Il était retourné à la cheminée, et de nouveau faisait marcher les aiguilles de la pendule. Successivement elle sonna la demie de onze heures, puis minuit, puis minuit et demi, et une heure.
Tout en se livrant à cette occupation, il grommelait:
– Apprentis, brigands d’occasion! On est malin, à ce qu’on croit, mais on ne pense pas à tout. On donne un coup de pouce aux aiguilles, mais on ne pense pas à mettre la sonnerie d’accord. Survient alors un bonhomme de la Sûreté, un vieux singe qui connaît les grimaces et la mèche est éventée.
M. Domini et le père Plantat gardaient le silence. M. Lecoq revint vers eux.
– Monsieur le juge, dit-il, peut-être maintenant certain que le coup a été fait avant dix heures et demie.
– À moins, observa le père Plantat, que la sonnerie ne soit détraquée, ce qui arrive quelquefois.

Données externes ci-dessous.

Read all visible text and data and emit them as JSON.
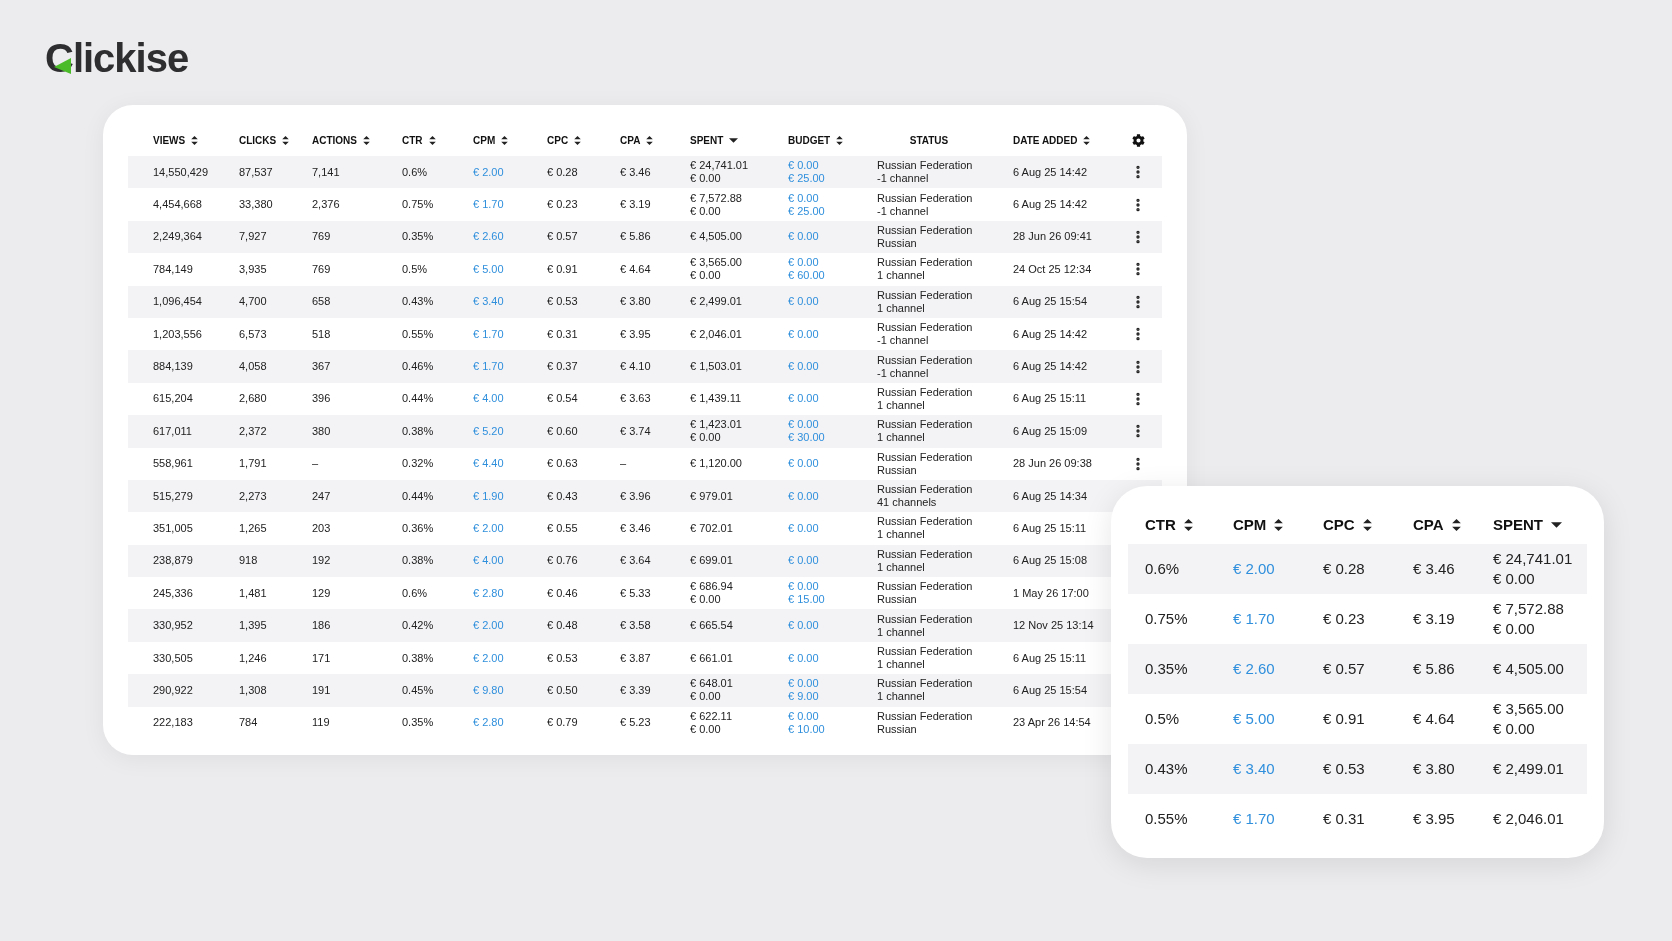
{
  "logo": "Clickise",
  "table": {
    "columns": [
      {
        "label": "VIEWS",
        "sortable": true,
        "sorted": false,
        "link": false
      },
      {
        "label": "CLICKS",
        "sortable": true,
        "sorted": false,
        "link": false
      },
      {
        "label": "ACTIONS",
        "sortable": true,
        "sorted": false,
        "link": false
      },
      {
        "label": "CTR",
        "sortable": true,
        "sorted": false,
        "link": false
      },
      {
        "label": "CPM",
        "sortable": true,
        "sorted": false,
        "link": true
      },
      {
        "label": "CPC",
        "sortable": true,
        "sorted": false,
        "link": false
      },
      {
        "label": "CPA",
        "sortable": true,
        "sorted": false,
        "link": false
      },
      {
        "label": "SPENT",
        "sortable": true,
        "sorted": true,
        "link": false
      },
      {
        "label": "BUDGET",
        "sortable": true,
        "sorted": false,
        "link": true
      },
      {
        "label": "STATUS",
        "sortable": false,
        "sorted": false,
        "link": false
      },
      {
        "label": "DATE ADDED",
        "sortable": true,
        "sorted": false,
        "link": false
      }
    ],
    "rows": [
      {
        "cells": [
          [
            "14,550,429"
          ],
          [
            "87,537"
          ],
          [
            "7,141"
          ],
          [
            "0.6%"
          ],
          [
            "€ 2.00"
          ],
          [
            "€ 0.28"
          ],
          [
            "€ 3.46"
          ],
          [
            "€ 24,741.01",
            "€ 0.00"
          ],
          [
            "€ 0.00",
            "€ 25.00"
          ],
          [
            "Russian Federation",
            "-1 channel"
          ],
          [
            "6 Aug 25 14:42"
          ]
        ]
      },
      {
        "cells": [
          [
            "4,454,668"
          ],
          [
            "33,380"
          ],
          [
            "2,376"
          ],
          [
            "0.75%"
          ],
          [
            "€ 1.70"
          ],
          [
            "€ 0.23"
          ],
          [
            "€ 3.19"
          ],
          [
            "€ 7,572.88",
            "€ 0.00"
          ],
          [
            "€ 0.00",
            "€ 25.00"
          ],
          [
            "Russian Federation",
            "-1 channel"
          ],
          [
            "6 Aug 25 14:42"
          ]
        ]
      },
      {
        "cells": [
          [
            "2,249,364"
          ],
          [
            "7,927"
          ],
          [
            "769"
          ],
          [
            "0.35%"
          ],
          [
            "€ 2.60"
          ],
          [
            "€ 0.57"
          ],
          [
            "€ 5.86"
          ],
          [
            "€ 4,505.00"
          ],
          [
            "€ 0.00"
          ],
          [
            "Russian Federation",
            "Russian"
          ],
          [
            "28 Jun 26 09:41"
          ]
        ]
      },
      {
        "cells": [
          [
            "784,149"
          ],
          [
            "3,935"
          ],
          [
            "769"
          ],
          [
            "0.5%"
          ],
          [
            "€ 5.00"
          ],
          [
            "€ 0.91"
          ],
          [
            "€ 4.64"
          ],
          [
            "€ 3,565.00",
            "€ 0.00"
          ],
          [
            "€ 0.00",
            "€ 60.00"
          ],
          [
            "Russian Federation",
            "1 channel"
          ],
          [
            "24 Oct 25 12:34"
          ]
        ]
      },
      {
        "cells": [
          [
            "1,096,454"
          ],
          [
            "4,700"
          ],
          [
            "658"
          ],
          [
            "0.43%"
          ],
          [
            "€ 3.40"
          ],
          [
            "€ 0.53"
          ],
          [
            "€ 3.80"
          ],
          [
            "€ 2,499.01"
          ],
          [
            "€ 0.00"
          ],
          [
            "Russian Federation",
            "1 channel"
          ],
          [
            "6 Aug 25 15:54"
          ]
        ]
      },
      {
        "cells": [
          [
            "1,203,556"
          ],
          [
            "6,573"
          ],
          [
            "518"
          ],
          [
            "0.55%"
          ],
          [
            "€ 1.70"
          ],
          [
            "€ 0.31"
          ],
          [
            "€ 3.95"
          ],
          [
            "€ 2,046.01"
          ],
          [
            "€ 0.00"
          ],
          [
            "Russian Federation",
            "-1 channel"
          ],
          [
            "6 Aug 25 14:42"
          ]
        ]
      },
      {
        "cells": [
          [
            "884,139"
          ],
          [
            "4,058"
          ],
          [
            "367"
          ],
          [
            "0.46%"
          ],
          [
            "€ 1.70"
          ],
          [
            "€ 0.37"
          ],
          [
            "€ 4.10"
          ],
          [
            "€ 1,503.01"
          ],
          [
            "€ 0.00"
          ],
          [
            "Russian Federation",
            "-1 channel"
          ],
          [
            "6 Aug 25 14:42"
          ]
        ]
      },
      {
        "cells": [
          [
            "615,204"
          ],
          [
            "2,680"
          ],
          [
            "396"
          ],
          [
            "0.44%"
          ],
          [
            "€ 4.00"
          ],
          [
            "€ 0.54"
          ],
          [
            "€ 3.63"
          ],
          [
            "€ 1,439.11"
          ],
          [
            "€ 0.00"
          ],
          [
            "Russian Federation",
            "1 channel"
          ],
          [
            "6 Aug 25 15:11"
          ]
        ]
      },
      {
        "cells": [
          [
            "617,011"
          ],
          [
            "2,372"
          ],
          [
            "380"
          ],
          [
            "0.38%"
          ],
          [
            "€ 5.20"
          ],
          [
            "€ 0.60"
          ],
          [
            "€ 3.74"
          ],
          [
            "€ 1,423.01",
            "€ 0.00"
          ],
          [
            "€ 0.00",
            "€ 30.00"
          ],
          [
            "Russian Federation",
            "1 channel"
          ],
          [
            "6 Aug 25 15:09"
          ]
        ]
      },
      {
        "cells": [
          [
            "558,961"
          ],
          [
            "1,791"
          ],
          [
            "–"
          ],
          [
            "0.32%"
          ],
          [
            "€ 4.40"
          ],
          [
            "€ 0.63"
          ],
          [
            "–"
          ],
          [
            "€ 1,120.00"
          ],
          [
            "€ 0.00"
          ],
          [
            "Russian Federation",
            "Russian"
          ],
          [
            "28 Jun 26 09:38"
          ]
        ]
      },
      {
        "cells": [
          [
            "515,279"
          ],
          [
            "2,273"
          ],
          [
            "247"
          ],
          [
            "0.44%"
          ],
          [
            "€ 1.90"
          ],
          [
            "€ 0.43"
          ],
          [
            "€ 3.96"
          ],
          [
            "€ 979.01"
          ],
          [
            "€ 0.00"
          ],
          [
            "Russian Federation",
            "41 channels"
          ],
          [
            "6 Aug 25 14:34"
          ]
        ]
      },
      {
        "cells": [
          [
            "351,005"
          ],
          [
            "1,265"
          ],
          [
            "203"
          ],
          [
            "0.36%"
          ],
          [
            "€ 2.00"
          ],
          [
            "€ 0.55"
          ],
          [
            "€ 3.46"
          ],
          [
            "€ 702.01"
          ],
          [
            "€ 0.00"
          ],
          [
            "Russian Federation",
            "1 channel"
          ],
          [
            "6 Aug 25 15:11"
          ]
        ]
      },
      {
        "cells": [
          [
            "238,879"
          ],
          [
            "918"
          ],
          [
            "192"
          ],
          [
            "0.38%"
          ],
          [
            "€ 4.00"
          ],
          [
            "€ 0.76"
          ],
          [
            "€ 3.64"
          ],
          [
            "€ 699.01"
          ],
          [
            "€ 0.00"
          ],
          [
            "Russian Federation",
            "1 channel"
          ],
          [
            "6 Aug 25 15:08"
          ]
        ]
      },
      {
        "cells": [
          [
            "245,336"
          ],
          [
            "1,481"
          ],
          [
            "129"
          ],
          [
            "0.6%"
          ],
          [
            "€ 2.80"
          ],
          [
            "€ 0.46"
          ],
          [
            "€ 5.33"
          ],
          [
            "€ 686.94",
            "€ 0.00"
          ],
          [
            "€ 0.00",
            "€ 15.00"
          ],
          [
            "Russian Federation",
            "Russian"
          ],
          [
            "1 May 26 17:00"
          ]
        ]
      },
      {
        "cells": [
          [
            "330,952"
          ],
          [
            "1,395"
          ],
          [
            "186"
          ],
          [
            "0.42%"
          ],
          [
            "€ 2.00"
          ],
          [
            "€ 0.48"
          ],
          [
            "€ 3.58"
          ],
          [
            "€ 665.54"
          ],
          [
            "€ 0.00"
          ],
          [
            "Russian Federation",
            "1 channel"
          ],
          [
            "12 Nov 25 13:14"
          ]
        ]
      },
      {
        "cells": [
          [
            "330,505"
          ],
          [
            "1,246"
          ],
          [
            "171"
          ],
          [
            "0.38%"
          ],
          [
            "€ 2.00"
          ],
          [
            "€ 0.53"
          ],
          [
            "€ 3.87"
          ],
          [
            "€ 661.01"
          ],
          [
            "€ 0.00"
          ],
          [
            "Russian Federation",
            "1 channel"
          ],
          [
            "6 Aug 25 15:11"
          ]
        ]
      },
      {
        "cells": [
          [
            "290,922"
          ],
          [
            "1,308"
          ],
          [
            "191"
          ],
          [
            "0.45%"
          ],
          [
            "€ 9.80"
          ],
          [
            "€ 0.50"
          ],
          [
            "€ 3.39"
          ],
          [
            "€ 648.01",
            "€ 0.00"
          ],
          [
            "€ 0.00",
            "€ 9.00"
          ],
          [
            "Russian Federation",
            "1 channel"
          ],
          [
            "6 Aug 25 15:54"
          ]
        ]
      },
      {
        "cells": [
          [
            "222,183"
          ],
          [
            "784"
          ],
          [
            "119"
          ],
          [
            "0.35%"
          ],
          [
            "€ 2.80"
          ],
          [
            "€ 0.79"
          ],
          [
            "€ 5.23"
          ],
          [
            "€ 622.11",
            "€ 0.00"
          ],
          [
            "€ 0.00",
            "€ 10.00"
          ],
          [
            "Russian Federation",
            "Russian"
          ],
          [
            "23 Apr 26 14:54"
          ]
        ]
      }
    ]
  },
  "zoom_card": {
    "columns": [
      {
        "label": "CTR",
        "sortable": true,
        "sorted": false,
        "link": false
      },
      {
        "label": "CPM",
        "sortable": true,
        "sorted": false,
        "link": true
      },
      {
        "label": "CPC",
        "sortable": true,
        "sorted": false,
        "link": false
      },
      {
        "label": "CPA",
        "sortable": true,
        "sorted": false,
        "link": false
      },
      {
        "label": "SPENT",
        "sortable": true,
        "sorted": true,
        "link": false
      }
    ],
    "rows": [
      {
        "cells": [
          [
            "0.6%"
          ],
          [
            "€ 2.00"
          ],
          [
            "€ 0.28"
          ],
          [
            "€ 3.46"
          ],
          [
            "€ 24,741.01",
            "€ 0.00"
          ]
        ]
      },
      {
        "cells": [
          [
            "0.75%"
          ],
          [
            "€ 1.70"
          ],
          [
            "€ 0.23"
          ],
          [
            "€ 3.19"
          ],
          [
            "€ 7,572.88",
            "€ 0.00"
          ]
        ]
      },
      {
        "cells": [
          [
            "0.35%"
          ],
          [
            "€ 2.60"
          ],
          [
            "€ 0.57"
          ],
          [
            "€ 5.86"
          ],
          [
            "€ 4,505.00"
          ]
        ]
      },
      {
        "cells": [
          [
            "0.5%"
          ],
          [
            "€ 5.00"
          ],
          [
            "€ 0.91"
          ],
          [
            "€ 4.64"
          ],
          [
            "€ 3,565.00",
            "€ 0.00"
          ]
        ]
      },
      {
        "cells": [
          [
            "0.43%"
          ],
          [
            "€ 3.40"
          ],
          [
            "€ 0.53"
          ],
          [
            "€ 3.80"
          ],
          [
            "€ 2,499.01"
          ]
        ]
      },
      {
        "cells": [
          [
            "0.55%"
          ],
          [
            "€ 1.70"
          ],
          [
            "€ 0.31"
          ],
          [
            "€ 3.95"
          ],
          [
            "€ 2,046.01"
          ]
        ]
      }
    ]
  }
}
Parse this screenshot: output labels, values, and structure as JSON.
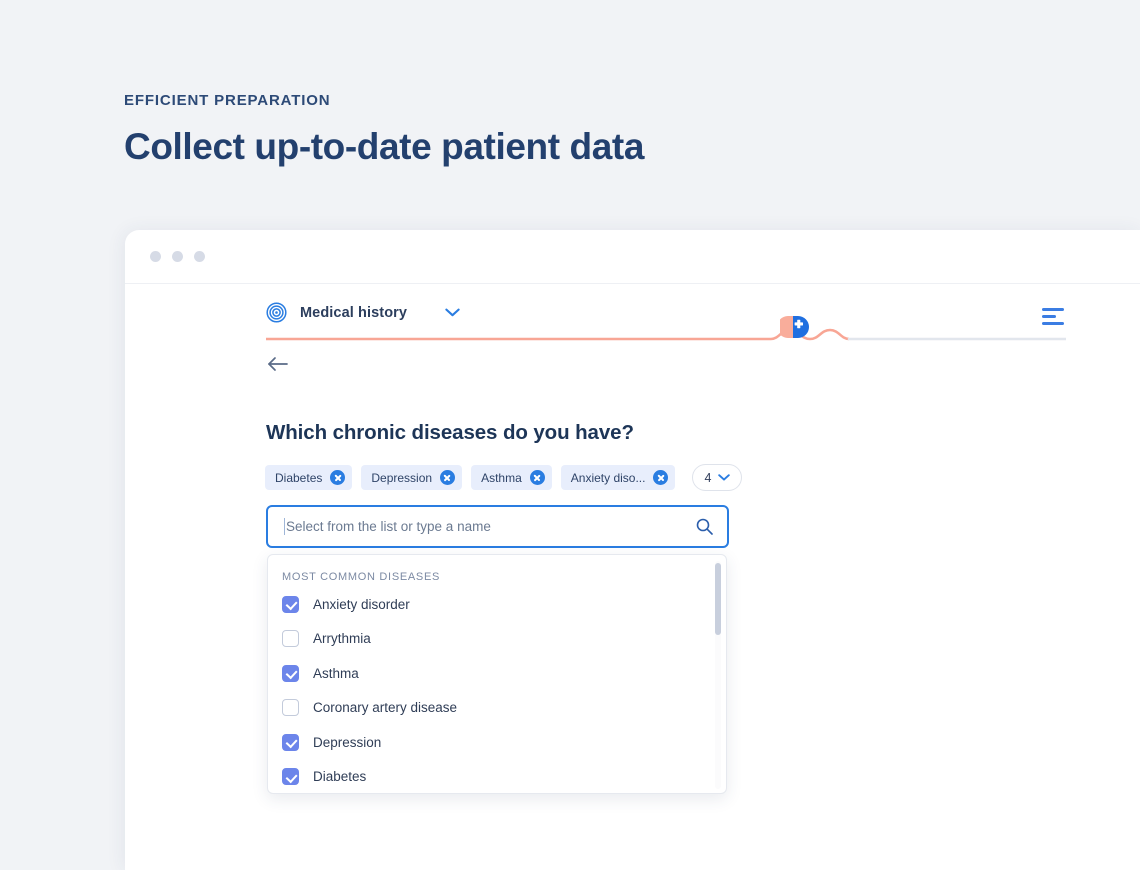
{
  "page": {
    "eyebrow": "EFFICIENT PREPARATION",
    "headline": "Collect up-to-date patient data",
    "background_color": "#f1f3f6"
  },
  "window": {
    "traffic_lights": [
      "dot",
      "dot",
      "dot"
    ],
    "toolbar": {
      "brand_icon": "target-icon",
      "brand_label": "Medical history",
      "brand_chevron_icon": "chevron-down-icon",
      "menu_icon": "hamburger-menu-icon",
      "accent_color": "#3b7de3"
    },
    "progress": {
      "icon": "pill-capsule-icon",
      "filled_color": "#f8a695",
      "track_color": "#e2e6ed",
      "filled_percent": 72
    },
    "back_icon": "back-arrow-icon"
  },
  "form": {
    "question": "Which chronic diseases do you have?",
    "chips": [
      {
        "label": "Diabetes",
        "remove_icon": "close-circle-icon"
      },
      {
        "label": "Depression",
        "remove_icon": "close-circle-icon"
      },
      {
        "label": "Asthma",
        "remove_icon": "close-circle-icon"
      },
      {
        "label": "Anxiety diso...",
        "remove_icon": "close-circle-icon"
      }
    ],
    "counter": {
      "value": "4",
      "chevron_icon": "chevron-down-icon"
    },
    "search": {
      "value": "",
      "placeholder": "Select from the list or type a name",
      "icon": "search-icon",
      "focus_color": "#2a7de1"
    },
    "dropdown": {
      "group_label": "MOST COMMON DISEASES",
      "checkbox_color": "#6c85ea",
      "options": [
        {
          "label": "Anxiety disorder",
          "checked": true
        },
        {
          "label": "Arrythmia",
          "checked": false
        },
        {
          "label": "Asthma",
          "checked": true
        },
        {
          "label": "Coronary artery disease",
          "checked": false
        },
        {
          "label": "Depression",
          "checked": true
        },
        {
          "label": "Diabetes",
          "checked": true
        }
      ]
    }
  }
}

– Ce qui arrive souvent, appuya M. Courtois, à telle enseigne, que la pendule de mon salon est dans cet état depuis je ne sais combien de temps.
M. Lecoq réfléchissait.
– Il se peut, reprit-il, que monsieur le juge de paix ait raison. J’ai pour moi la probabilité, mais la probabilité ne suffit pas au début d’une affaire, il faut la certitude. Il nous reste, par bonheur un moyen de vérification, nous avons le lit, je parie qu’il est défait.
Et s’adressant au maire:
– J’aurais besoin, monsieur, d’un domestique, pour me donner un coup de main.
– Inutile, dit le père Plantat, je vais vous aider, moi, ce sera plus vite fait.
Aussitôt, à eux deux, ils enlevèrent le ciel de lit et le déposèrent à terre, enlevant du même coup les rideaux.
– Hein? fit M. Lecoq, avais-je raison?
– C’est vrai, dit M. Domini un peu surpris, le lit est défait.
– Défait, oui, répondit l’agent de la Sûreté, mais on ne s’y est pas couché.
– Cependant, voulut objecter M. Courtois.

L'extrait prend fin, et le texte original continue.